All I had to do was imagine her in my mind and she was there. Drawing on our bond, I freed my emotions, all the warmth and love. Her smile lit the darkest part of my soul. The sound of her laughter filled me with joy and peace. And her love for me was absolute, and so damn humbling. I’d sacrifice the world and more for her.

And she was my pathway to the light.

Only the good, I commanded as thoughts of her kidnapping came into my mind. My Emma. Strong-willed, passionate, kind. Pride swelled my chest, mingling with all the wonderful emotions she brought out in me.

The goodness unlocked something and behind my closed lids a light grew, and the Elysian power released, flooding into my own light and the light that my child created inside of me. I realized then, as my fingers and toes tingled and my body hummed, that the darkness had nearly overtaken me.
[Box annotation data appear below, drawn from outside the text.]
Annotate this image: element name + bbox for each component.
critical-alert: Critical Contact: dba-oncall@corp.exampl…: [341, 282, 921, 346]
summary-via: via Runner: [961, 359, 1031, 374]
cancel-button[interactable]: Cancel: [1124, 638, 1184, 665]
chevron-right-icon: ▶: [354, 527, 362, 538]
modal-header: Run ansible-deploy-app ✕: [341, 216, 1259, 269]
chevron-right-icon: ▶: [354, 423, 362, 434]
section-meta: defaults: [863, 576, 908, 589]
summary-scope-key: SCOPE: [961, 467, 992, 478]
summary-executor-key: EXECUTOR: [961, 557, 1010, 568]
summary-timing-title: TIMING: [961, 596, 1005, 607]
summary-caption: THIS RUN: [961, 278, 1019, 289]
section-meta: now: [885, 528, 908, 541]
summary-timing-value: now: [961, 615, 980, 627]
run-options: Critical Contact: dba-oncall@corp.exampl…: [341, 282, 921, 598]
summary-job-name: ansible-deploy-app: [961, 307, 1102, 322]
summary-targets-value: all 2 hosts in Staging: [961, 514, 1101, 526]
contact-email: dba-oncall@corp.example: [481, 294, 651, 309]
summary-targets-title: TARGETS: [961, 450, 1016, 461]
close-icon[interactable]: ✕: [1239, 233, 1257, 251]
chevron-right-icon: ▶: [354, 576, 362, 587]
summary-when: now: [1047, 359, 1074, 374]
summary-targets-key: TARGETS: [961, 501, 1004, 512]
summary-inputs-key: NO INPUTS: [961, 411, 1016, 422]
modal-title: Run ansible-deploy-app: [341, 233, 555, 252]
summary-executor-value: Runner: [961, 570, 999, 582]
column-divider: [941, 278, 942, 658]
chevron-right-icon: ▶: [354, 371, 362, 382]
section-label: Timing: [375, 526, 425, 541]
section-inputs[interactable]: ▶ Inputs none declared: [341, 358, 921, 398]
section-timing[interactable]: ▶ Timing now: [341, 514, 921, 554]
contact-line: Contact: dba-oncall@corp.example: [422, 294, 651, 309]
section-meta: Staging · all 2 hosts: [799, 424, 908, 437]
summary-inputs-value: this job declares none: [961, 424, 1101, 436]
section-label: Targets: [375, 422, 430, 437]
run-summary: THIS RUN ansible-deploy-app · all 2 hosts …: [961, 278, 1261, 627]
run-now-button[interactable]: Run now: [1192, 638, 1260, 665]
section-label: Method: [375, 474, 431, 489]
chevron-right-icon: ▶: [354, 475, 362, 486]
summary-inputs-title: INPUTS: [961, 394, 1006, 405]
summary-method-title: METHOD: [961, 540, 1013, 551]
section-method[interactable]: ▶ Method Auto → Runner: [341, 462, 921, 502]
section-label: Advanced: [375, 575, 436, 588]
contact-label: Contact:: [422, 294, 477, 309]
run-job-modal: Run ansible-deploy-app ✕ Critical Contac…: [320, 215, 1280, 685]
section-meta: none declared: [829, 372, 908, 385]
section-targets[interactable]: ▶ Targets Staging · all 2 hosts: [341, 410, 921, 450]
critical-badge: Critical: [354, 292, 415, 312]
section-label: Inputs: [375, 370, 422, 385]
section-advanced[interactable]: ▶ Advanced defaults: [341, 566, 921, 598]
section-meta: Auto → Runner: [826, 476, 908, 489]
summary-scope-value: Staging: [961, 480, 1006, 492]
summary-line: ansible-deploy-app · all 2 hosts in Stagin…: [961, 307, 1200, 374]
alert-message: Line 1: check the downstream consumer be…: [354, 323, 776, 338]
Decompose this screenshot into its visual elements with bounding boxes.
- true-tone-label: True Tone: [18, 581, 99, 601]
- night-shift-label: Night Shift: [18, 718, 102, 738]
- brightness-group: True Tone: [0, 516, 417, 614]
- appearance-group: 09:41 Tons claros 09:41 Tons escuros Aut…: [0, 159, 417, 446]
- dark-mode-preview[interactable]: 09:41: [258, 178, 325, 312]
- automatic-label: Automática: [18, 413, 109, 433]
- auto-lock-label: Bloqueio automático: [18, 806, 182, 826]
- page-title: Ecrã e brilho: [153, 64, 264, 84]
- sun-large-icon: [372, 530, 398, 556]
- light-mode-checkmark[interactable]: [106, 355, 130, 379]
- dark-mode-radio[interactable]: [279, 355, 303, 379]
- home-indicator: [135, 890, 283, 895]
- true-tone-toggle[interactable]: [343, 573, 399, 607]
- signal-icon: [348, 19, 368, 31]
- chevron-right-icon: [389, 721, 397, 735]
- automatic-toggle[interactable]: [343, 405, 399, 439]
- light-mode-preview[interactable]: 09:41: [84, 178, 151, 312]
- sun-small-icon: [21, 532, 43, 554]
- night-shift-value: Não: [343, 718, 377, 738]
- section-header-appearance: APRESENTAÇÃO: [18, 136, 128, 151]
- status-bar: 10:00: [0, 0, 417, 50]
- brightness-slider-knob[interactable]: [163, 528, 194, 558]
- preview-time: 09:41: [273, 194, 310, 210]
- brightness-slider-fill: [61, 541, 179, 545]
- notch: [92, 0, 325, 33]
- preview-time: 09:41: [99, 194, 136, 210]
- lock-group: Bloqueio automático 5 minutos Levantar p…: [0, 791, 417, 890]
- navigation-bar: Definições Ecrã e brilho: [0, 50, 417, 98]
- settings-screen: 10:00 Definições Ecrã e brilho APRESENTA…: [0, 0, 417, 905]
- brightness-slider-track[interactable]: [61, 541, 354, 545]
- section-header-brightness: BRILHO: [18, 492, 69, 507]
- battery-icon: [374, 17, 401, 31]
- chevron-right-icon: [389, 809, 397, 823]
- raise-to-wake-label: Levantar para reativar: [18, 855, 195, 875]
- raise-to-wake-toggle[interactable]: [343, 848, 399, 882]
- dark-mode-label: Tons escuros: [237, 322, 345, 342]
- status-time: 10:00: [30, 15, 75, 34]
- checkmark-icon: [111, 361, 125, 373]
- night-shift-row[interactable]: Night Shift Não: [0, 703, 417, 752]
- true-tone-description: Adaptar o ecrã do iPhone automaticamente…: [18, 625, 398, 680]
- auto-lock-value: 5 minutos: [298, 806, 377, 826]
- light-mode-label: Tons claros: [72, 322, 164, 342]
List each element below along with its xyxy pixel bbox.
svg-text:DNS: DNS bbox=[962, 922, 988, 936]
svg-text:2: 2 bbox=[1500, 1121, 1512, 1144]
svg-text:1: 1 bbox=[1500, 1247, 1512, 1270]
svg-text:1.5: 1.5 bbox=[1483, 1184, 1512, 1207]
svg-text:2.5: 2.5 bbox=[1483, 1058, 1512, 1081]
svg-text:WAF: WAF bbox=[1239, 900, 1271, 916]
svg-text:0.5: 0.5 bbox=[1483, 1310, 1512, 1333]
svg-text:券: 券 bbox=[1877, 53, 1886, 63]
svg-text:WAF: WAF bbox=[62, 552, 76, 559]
I had relied upon it so much in my anger and desperation that it had grown and adapted to me while this power had not been given much of a chance.

Well, now it had. And I held on to it, letting it course through my veins, every sinew and muscle, every cell and bone, welcoming it and fusing it with my human side and the dark side.

It was like a giant helping of morphine. For a moment everything—my side, the bruises, cuts, and stiff muscles—became pain free, but it didn’t last long. Once it ebbed, I was left with some serious aches and pains, but not enough to keep me from getting my ass out of there and finding Emma.

“Will you help me sit up?” I asked the nurse sitting by the bed reading a novel. From her tired look, I wondered how long I’d been healing myself. It hadn’t seemed that long.

“Sure.” She set the book down and raised the bed.

Relieved, I scanned the room, noting the two doors, one to a small bathroom and the other—my path to freedom. As she fluffed the pillow for me, I pulled on the restraints around my wrists. “Is there anything you can do about these?”

She gave me a sad look. “Sorry.”

“What if I have to use the bathroom?”

“One of the guards will come in and stand outside the bathroom door while you go.”

“Fine by me. I have to go.”

“Let me check your side first,” she said, coming around the bed to inspect the bandage around my torso. “No bleeding. How do you feel?”

“Trust me, good enough to go to the bathroom.”

After patting me on the leg, she went to the door to tell the officer that I had to pee. Way to put it bluntly.

Trying to formulate a plan in that short amount of time was impossible. But one, I did have to pee, and two, I desperately wanted out of those restraints. And three, if I was able to stand on my own two feet, then I knew I could make it out of there somehow.